Steve Sullivan could become the first Nashville Predators’ player to win one of the National Hockey League’s major awards. If he does, it could happen in one of his last days with the team.
Sullivan left Tuesday for Las Vegas, where the NHL Awards Banquet will take place Thursday (6:30 p.m., Versus). He earned an invitation to the event in April when he was named one of three finalists for the Masterton Trophy, which recognizes perseverance and dedication to the game.
On Monday, Predators’ general manager David Poile and Sullivan’s agent, Steve Bartlett, talked about the possibility that Sullivan might re-sign with Nashville before he becomes an unrestricted free agent on July 1. Nothing was resolved, and the two likely will not talk again until after next week’s NHL draft.
“It’s an ongoing negotiation,” Poile said.
The contract discussions and Sullivan’s presence at the awards banquet are not mutually exclusive occurrences.
The 34-year-old (he’ll be 35 less than a week into the free agency period) was recognized for the fact that he returned to action in January after having missed nearly two full years due to a back injury.
It was 17 games before he scored his first goal but he then had 27 points in his final 25 appearances, including one goal and two assists in the regular-season finale. He appeared in each of the Predators’ final 41 contests.
The combination of his age and uncertainty about the durability of his back generate legitimate questions about Sullivan’s long-term reliability and productivity.
Plus, the current Collective Bargaining Agreement has created free agency for players in their 20s. As a result, many of the biggest and longest contracts in recent years have gone to such players. Nashville, for example, has signed 28-year-old David Legwand through 2014 and 27-year-old Martin Erat through 2015.
Sullivan, who never has been an unrestricted free agent, likely expects to cash in on the fact that he has averaged virtually a point per game (190 points in 191 appearances) since he joined the Predators with a long-term, high-paying deal of his own.
“There’s a lot to think about,” Sullivan conceded.
There’s less to consider when it comes to the Masterton. It’s either Sullivan, Florida forward Richard Zednik or Detroit defenseman Chris Chelios.
Zednik lost five pints of blood and required emergency surgery when he had an artery accidentally sliced by a teammates’ skate during a game in the 2007-08 season. In 2008-09 Chelios became of only three players in league history to play at least 25 seasons.
“It’s a long time to have to be out – two years – and to have to come back and play in the best league in the world … I had a lot of support from my family – my wife, my kids and my parents and brother,” Sullivan said when he was named a finalist. “I’ve had to battle through a lot of things and a lot of adversity and wasn’t given too much hope a lot of times in my hockey career.”

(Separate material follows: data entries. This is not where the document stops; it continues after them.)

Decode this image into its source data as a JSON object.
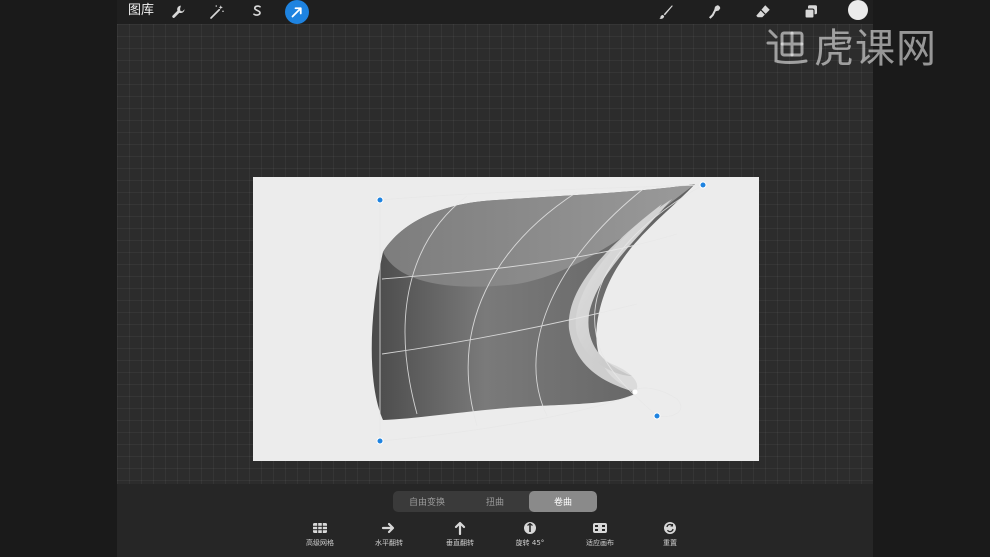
{
  "topbar": {
    "gallery_label": "图库",
    "tools_left": [
      "wrench-icon",
      "magic-wand-icon",
      "selection-s-icon",
      "transform-arrow-icon"
    ],
    "tools_right": [
      "brush-icon",
      "smudge-icon",
      "eraser-icon",
      "layers-icon"
    ],
    "active_tool": "transform-arrow-icon",
    "color_swatch": "#ebebeb",
    "accent": "#1e83e0"
  },
  "transform_modes": {
    "items": [
      "自由变换",
      "扭曲",
      "卷曲"
    ],
    "selected": "卷曲"
  },
  "bottom_tools": [
    {
      "label": "高级网格",
      "icon": "grid-icon"
    },
    {
      "label": "水平翻转",
      "icon": "arrow-right-icon"
    },
    {
      "label": "垂直翻转",
      "icon": "arrow-up-icon"
    },
    {
      "label": "旋转 45°",
      "icon": "rotate-icon"
    },
    {
      "label": "适应画布",
      "icon": "fit-canvas-icon"
    },
    {
      "label": "重置",
      "icon": "reset-icon"
    }
  ],
  "watermark": {
    "text": "虎课网"
  }
}
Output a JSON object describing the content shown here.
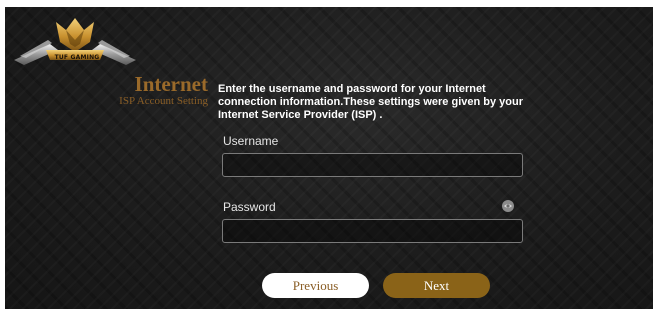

When it comes to the contract, both sides have expressed measured optimism, at least publicly. Neither has been able (or willing) to predict the outcome, though.
Poile, on the other hand, believes he knows what will happen Thursday night.
“(Sullivan’s) comeback is a very good story,” Poile said. “I’m not a gambler, but if I was I would wager that he will the (Masterton) award.”
That’s not to say he’s willing to gamble on Sullivan long-term.